For most consumers, there’s no firm time requirement for backup…and it often doesn’t get done all that frequently. Likewise, recovery is generally not tied to a specific timeframe. If it takes a few days to get those cat pictures back, the world won’t end.
For business, on the other hand, downtime and data loss can be brutal, with incidents costing thousands of dollars in lost orders, productivity and goodwill. When a data loss incident occurs (and they happen to everyone at some point), it’s vital to get things recovered and running again as soon as possible to prevent further damage. For that reason, businesses need frequent and regular backups, ideally at least once a day, to ensure their data is protected in a disaster. Thus an enterprise-grade cloud backup solution needs to be able to transfer enough data quickly enough to make daily backups of a potentially large dataset, and to restore those backups in a hurry when disaster strikes.

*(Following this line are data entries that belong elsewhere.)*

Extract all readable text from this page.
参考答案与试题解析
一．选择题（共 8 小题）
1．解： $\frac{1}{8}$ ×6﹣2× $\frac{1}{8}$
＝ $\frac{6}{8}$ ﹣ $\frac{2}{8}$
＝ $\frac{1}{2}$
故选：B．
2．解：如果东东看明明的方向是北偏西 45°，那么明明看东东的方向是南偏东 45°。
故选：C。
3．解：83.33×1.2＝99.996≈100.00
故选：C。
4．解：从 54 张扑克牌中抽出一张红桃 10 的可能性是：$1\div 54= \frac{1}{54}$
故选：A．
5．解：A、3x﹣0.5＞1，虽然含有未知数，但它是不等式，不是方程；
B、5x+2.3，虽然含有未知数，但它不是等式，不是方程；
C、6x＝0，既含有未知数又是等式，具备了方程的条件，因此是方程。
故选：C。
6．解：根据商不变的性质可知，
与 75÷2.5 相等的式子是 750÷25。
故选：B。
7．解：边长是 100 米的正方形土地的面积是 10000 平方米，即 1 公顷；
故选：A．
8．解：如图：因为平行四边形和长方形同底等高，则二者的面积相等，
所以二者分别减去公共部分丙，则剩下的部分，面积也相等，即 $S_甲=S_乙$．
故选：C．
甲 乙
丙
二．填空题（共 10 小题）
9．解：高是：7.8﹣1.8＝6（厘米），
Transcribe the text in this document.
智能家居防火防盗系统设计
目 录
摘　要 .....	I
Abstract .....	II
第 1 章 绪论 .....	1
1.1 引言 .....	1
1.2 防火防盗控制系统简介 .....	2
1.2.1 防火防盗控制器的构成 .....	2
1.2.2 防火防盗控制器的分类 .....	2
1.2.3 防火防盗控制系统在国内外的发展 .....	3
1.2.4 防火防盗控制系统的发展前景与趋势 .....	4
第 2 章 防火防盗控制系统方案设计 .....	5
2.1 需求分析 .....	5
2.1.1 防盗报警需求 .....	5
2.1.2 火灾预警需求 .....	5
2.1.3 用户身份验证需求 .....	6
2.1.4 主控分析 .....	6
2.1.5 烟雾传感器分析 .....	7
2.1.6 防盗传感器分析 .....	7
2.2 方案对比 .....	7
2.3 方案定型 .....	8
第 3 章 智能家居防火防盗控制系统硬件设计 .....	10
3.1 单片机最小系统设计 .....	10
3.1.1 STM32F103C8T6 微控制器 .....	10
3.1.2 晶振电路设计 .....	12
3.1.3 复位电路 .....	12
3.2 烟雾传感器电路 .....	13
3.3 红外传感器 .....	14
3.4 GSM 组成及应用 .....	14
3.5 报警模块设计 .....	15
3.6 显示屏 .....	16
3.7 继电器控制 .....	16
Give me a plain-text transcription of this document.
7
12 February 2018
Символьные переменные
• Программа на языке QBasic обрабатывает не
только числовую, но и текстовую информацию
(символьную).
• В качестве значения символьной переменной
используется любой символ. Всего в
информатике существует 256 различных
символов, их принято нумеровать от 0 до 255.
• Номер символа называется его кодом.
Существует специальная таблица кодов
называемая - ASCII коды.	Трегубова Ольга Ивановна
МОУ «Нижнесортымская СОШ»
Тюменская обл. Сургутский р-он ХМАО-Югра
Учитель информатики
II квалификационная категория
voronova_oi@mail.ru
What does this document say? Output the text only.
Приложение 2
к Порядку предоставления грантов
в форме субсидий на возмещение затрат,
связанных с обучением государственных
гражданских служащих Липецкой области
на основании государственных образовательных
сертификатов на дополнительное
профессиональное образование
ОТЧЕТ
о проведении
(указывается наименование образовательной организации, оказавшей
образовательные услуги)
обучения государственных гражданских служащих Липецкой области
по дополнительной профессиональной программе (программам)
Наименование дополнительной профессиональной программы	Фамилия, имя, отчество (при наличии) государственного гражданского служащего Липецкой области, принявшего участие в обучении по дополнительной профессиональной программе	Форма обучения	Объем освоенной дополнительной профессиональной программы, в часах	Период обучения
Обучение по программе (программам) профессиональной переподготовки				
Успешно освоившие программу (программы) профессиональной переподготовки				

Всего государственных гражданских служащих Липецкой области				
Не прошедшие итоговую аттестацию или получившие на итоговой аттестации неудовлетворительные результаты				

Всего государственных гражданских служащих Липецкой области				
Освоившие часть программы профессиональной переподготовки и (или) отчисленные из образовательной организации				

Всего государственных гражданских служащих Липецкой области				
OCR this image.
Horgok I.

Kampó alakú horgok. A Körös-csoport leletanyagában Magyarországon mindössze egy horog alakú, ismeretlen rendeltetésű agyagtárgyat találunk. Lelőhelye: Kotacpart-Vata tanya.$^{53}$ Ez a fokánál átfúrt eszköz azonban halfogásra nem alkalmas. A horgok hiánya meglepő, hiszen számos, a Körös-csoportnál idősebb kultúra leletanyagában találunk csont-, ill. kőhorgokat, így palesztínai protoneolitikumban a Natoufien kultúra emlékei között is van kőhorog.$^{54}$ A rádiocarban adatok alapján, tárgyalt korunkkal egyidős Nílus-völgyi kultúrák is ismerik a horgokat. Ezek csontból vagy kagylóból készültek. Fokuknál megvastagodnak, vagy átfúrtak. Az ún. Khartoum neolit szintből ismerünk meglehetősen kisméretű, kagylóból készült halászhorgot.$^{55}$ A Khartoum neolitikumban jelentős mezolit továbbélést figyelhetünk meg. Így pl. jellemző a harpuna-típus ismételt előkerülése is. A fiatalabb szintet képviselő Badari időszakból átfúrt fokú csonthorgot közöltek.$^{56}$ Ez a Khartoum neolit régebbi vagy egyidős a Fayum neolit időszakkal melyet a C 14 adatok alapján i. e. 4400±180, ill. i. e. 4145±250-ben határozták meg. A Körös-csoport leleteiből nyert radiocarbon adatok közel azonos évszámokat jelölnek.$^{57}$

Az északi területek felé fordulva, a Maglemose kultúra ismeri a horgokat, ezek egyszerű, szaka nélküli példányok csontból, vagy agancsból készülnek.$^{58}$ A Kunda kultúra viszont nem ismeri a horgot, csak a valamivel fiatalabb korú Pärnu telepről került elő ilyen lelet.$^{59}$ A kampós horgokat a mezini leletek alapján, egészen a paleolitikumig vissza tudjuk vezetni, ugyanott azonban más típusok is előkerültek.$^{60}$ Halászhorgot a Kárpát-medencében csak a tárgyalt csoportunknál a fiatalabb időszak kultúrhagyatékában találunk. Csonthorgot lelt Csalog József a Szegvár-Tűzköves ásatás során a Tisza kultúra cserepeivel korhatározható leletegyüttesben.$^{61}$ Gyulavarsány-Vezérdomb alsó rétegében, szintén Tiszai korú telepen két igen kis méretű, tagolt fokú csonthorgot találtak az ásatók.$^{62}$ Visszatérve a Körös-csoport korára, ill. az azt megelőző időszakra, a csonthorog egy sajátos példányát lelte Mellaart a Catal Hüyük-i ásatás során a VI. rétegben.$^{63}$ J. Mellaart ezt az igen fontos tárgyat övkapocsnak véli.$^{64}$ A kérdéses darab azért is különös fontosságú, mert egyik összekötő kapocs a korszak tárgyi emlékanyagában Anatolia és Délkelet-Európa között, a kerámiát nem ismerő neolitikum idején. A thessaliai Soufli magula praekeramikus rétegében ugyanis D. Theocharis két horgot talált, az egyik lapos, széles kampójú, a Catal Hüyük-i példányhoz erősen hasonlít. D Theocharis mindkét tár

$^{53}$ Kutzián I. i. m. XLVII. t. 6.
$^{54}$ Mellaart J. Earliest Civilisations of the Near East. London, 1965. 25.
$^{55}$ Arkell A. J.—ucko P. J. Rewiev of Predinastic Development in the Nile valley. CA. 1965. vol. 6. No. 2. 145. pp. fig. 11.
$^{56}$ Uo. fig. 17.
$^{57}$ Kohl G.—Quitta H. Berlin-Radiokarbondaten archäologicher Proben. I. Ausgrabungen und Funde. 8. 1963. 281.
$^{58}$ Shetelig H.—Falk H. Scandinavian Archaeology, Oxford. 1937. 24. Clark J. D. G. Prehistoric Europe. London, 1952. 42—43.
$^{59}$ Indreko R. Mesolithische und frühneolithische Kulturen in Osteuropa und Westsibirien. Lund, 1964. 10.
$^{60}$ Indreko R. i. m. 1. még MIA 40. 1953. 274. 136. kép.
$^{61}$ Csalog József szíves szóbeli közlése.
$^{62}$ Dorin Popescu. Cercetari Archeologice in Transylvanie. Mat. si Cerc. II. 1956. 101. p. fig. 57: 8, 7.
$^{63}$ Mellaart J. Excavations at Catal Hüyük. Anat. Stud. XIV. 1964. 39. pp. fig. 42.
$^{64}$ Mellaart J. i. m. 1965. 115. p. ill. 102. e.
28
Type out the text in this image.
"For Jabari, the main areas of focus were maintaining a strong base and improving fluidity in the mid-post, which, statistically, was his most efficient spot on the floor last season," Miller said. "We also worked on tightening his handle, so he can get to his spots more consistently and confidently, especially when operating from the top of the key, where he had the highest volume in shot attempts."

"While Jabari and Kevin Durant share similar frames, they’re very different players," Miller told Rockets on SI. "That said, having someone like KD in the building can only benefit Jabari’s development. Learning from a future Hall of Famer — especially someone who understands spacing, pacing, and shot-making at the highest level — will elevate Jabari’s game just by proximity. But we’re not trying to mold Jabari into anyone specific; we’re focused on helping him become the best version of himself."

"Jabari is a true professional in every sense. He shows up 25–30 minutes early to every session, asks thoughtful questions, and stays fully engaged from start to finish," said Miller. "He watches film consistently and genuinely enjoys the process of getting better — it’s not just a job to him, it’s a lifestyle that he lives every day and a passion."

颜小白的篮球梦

For us, that meant designing our service around the realities of transferring data over the Internet. Thanks to a series of WAN optimization techniques, parallelization and Internet-first architecture, we can handle enterprise-grade data volumes without leaning on an appliance.
We’re serious about customer security. Obviously, data is valuable. More importantly, everyone KNOWS it’s valuable – which is why you couldn’t go more than a few hours in 2014 without hearing about another high-profile data breach. Securing customer data is a big responsibility, and an enterprise-grade solution needs to treat it as such.
For cloud backup, this means high standards of encryption and physical security. Zetta is fully compliant with HIPAA and ITAR, which means we follow strict regulations on how we handle and secure our data. We use SSL encryption for data in flight and AES encryption at rest, and each customer has a unique encryption key. We’re also audited according to the SSAE-16 standard, which is a fancy way of saying we get an external party to double-check that we actually do what we say we do (because “we’re, like, totally secure, take our word for it!” doesn’t exactly inspire confidence).
So what does “enterprise-grade” actually mean? If you ask ten people, the odds are you’ll get ten answers, but we think it’s actually pretty straightforward. Being enterprise-grade means being ready and able to be the partner that businesses need, full stop. And THAT means not leaving them to scramble for the fallout shelter.